The leaders need to leverage the new media to be able to engage customers and employees alike. Used imaginatively, social media can erase the divide between employees and customers.

In the next three years 50 per cent of the workforce will be millennials. These people did not grow up with e-mail. They grew up with WhatsApp, Facebook, Messenger, Google Hangouts, and such. For a generation raised on emojis it is only a matter of time before business leaders have to blur the lines between business and personal communication styles.

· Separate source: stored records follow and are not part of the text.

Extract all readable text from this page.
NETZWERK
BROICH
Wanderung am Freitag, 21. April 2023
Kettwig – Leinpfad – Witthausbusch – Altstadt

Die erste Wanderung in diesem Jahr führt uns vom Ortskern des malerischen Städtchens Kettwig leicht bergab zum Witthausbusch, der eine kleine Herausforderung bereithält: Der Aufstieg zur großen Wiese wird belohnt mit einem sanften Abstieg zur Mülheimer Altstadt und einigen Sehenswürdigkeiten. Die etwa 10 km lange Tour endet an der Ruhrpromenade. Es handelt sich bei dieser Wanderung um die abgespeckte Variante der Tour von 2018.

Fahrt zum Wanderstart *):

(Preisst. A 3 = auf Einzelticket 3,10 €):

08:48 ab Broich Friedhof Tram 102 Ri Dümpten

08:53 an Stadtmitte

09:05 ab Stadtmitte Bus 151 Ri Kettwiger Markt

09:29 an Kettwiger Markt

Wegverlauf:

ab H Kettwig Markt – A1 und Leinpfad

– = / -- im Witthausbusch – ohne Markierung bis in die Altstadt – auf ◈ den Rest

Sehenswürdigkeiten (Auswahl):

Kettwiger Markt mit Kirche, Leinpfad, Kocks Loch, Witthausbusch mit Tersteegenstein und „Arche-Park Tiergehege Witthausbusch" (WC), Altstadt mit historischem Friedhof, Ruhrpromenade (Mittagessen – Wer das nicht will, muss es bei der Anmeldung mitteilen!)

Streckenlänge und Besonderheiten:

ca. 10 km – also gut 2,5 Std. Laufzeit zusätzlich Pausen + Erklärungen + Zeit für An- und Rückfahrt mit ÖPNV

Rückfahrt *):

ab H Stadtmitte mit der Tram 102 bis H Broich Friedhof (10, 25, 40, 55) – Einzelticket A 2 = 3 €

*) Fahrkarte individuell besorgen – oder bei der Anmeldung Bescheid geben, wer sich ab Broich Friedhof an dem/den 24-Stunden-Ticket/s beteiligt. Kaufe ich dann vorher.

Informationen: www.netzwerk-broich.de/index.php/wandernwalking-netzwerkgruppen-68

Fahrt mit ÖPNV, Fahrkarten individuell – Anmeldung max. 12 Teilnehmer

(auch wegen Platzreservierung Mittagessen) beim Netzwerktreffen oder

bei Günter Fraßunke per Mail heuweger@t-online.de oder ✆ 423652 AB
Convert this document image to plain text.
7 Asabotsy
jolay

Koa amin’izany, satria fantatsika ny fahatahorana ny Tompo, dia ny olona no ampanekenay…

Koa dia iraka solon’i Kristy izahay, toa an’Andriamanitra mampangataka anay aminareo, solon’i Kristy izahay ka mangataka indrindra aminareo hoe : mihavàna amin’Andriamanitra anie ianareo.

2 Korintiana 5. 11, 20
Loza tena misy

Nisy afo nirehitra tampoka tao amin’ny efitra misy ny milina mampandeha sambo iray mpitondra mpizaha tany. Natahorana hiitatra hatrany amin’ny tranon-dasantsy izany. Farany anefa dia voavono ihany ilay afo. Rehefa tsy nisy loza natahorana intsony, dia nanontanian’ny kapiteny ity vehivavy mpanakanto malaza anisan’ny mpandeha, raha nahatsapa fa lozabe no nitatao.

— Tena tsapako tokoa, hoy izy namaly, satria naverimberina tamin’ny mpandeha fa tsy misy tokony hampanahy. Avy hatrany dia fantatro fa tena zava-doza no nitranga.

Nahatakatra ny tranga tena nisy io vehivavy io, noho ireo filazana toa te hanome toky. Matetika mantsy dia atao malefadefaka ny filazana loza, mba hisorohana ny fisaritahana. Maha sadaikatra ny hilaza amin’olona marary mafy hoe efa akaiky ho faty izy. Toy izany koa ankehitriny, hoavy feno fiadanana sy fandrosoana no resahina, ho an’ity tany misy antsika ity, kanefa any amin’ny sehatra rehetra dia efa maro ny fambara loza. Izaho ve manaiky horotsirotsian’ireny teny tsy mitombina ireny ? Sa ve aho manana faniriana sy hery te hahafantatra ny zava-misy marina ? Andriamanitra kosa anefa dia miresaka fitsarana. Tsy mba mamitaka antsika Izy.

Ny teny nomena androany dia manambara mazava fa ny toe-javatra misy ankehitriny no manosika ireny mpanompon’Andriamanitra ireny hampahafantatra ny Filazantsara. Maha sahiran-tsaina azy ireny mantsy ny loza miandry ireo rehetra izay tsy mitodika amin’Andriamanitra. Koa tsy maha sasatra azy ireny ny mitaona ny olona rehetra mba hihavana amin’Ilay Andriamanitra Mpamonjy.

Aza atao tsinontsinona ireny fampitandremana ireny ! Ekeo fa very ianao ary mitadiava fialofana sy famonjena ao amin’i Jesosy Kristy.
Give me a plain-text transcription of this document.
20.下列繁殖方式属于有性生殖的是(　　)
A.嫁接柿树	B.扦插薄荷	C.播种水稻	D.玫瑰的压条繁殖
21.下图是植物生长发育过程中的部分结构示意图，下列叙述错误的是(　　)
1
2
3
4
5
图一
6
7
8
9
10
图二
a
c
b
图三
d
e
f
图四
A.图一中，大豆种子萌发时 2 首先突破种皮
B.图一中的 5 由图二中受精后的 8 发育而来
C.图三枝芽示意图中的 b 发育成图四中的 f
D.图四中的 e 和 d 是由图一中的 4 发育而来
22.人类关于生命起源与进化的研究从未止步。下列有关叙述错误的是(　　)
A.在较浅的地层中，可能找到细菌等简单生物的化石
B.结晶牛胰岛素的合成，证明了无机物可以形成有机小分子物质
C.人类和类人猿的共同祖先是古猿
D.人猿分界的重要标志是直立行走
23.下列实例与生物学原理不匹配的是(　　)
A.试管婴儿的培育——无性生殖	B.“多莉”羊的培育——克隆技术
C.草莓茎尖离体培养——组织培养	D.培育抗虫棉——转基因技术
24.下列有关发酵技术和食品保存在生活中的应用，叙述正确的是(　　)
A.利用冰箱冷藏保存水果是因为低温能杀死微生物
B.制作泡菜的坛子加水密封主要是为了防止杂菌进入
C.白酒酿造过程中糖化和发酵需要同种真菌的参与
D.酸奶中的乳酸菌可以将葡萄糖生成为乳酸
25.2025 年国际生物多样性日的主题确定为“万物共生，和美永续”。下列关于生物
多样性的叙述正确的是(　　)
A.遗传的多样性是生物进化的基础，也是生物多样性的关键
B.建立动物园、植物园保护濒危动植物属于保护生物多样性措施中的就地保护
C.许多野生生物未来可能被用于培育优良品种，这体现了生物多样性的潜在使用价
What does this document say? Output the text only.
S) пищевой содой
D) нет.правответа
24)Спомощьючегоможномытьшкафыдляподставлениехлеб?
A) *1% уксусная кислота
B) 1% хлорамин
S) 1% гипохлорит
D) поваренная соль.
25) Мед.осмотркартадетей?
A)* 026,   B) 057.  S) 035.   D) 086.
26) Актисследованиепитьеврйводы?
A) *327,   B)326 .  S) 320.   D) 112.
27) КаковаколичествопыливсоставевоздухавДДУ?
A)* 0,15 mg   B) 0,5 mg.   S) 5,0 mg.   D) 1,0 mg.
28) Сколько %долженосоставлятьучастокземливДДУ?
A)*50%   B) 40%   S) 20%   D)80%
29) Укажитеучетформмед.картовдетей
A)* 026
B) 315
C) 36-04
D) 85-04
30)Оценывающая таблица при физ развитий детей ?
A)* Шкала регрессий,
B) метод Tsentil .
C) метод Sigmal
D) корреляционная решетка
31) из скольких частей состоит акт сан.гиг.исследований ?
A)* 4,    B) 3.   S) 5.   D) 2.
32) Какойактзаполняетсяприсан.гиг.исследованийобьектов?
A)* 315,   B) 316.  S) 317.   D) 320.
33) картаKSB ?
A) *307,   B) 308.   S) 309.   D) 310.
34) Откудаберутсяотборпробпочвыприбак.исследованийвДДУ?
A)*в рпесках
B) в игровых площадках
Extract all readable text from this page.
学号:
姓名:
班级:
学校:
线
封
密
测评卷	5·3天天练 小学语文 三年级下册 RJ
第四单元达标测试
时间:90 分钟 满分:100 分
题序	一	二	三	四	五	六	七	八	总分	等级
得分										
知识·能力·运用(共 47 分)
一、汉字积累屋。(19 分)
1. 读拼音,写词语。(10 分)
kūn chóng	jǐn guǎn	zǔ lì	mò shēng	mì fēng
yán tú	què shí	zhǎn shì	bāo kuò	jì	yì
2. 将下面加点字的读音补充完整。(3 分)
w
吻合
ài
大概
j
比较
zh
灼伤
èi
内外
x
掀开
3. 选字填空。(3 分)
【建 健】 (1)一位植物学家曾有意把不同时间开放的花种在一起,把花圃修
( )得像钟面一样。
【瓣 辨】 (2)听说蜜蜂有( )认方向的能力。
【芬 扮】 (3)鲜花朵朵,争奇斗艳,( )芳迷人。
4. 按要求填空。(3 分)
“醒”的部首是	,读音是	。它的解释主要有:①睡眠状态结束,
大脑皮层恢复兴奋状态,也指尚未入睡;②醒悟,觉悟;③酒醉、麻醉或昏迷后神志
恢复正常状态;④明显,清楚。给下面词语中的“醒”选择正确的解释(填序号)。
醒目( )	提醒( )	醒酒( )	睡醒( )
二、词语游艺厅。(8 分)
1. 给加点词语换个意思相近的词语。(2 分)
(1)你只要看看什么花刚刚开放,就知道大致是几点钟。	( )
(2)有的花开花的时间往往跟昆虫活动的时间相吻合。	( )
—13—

“Freight-booking startups Convoy, Transfix and others are matching independent truck drivers to available loads through an app that the driver uses on his or her own smartphone. Freight-services startup Flexport Inc even designed a cargo-handling system based on emojis.” Leaders across generations have had to learn how to communicate the medium in which emotions are expressed. The rise of new platforms has made this a new skill leaders have to learn.

Blurring the divide

When Airtel launched its Payments Bank, it encouraged each store employee to see a training video on his or her mobile. The employees were encouraged to post videos of themselves pitching the Payments Bank solution. Ginger Hotels has brought all its employees on to a common platform. Being able to communicate using Facebook has made the organisation more agile. The time taken to capture customer feedback has come down by 70 per cent.

Being able to blur the dividing lines between employees inside the organisation means not just investing in technology. More than anything, it means being able to change the culture of the organisation. It means empowering the employees to speak in their own mother tongue and across the hierarchical divides. It means being able to leverage the front line to translate the customer’s voice to innovate. And it is leaders – more than the front line – that need to adopt the cultural tenets of the digital world.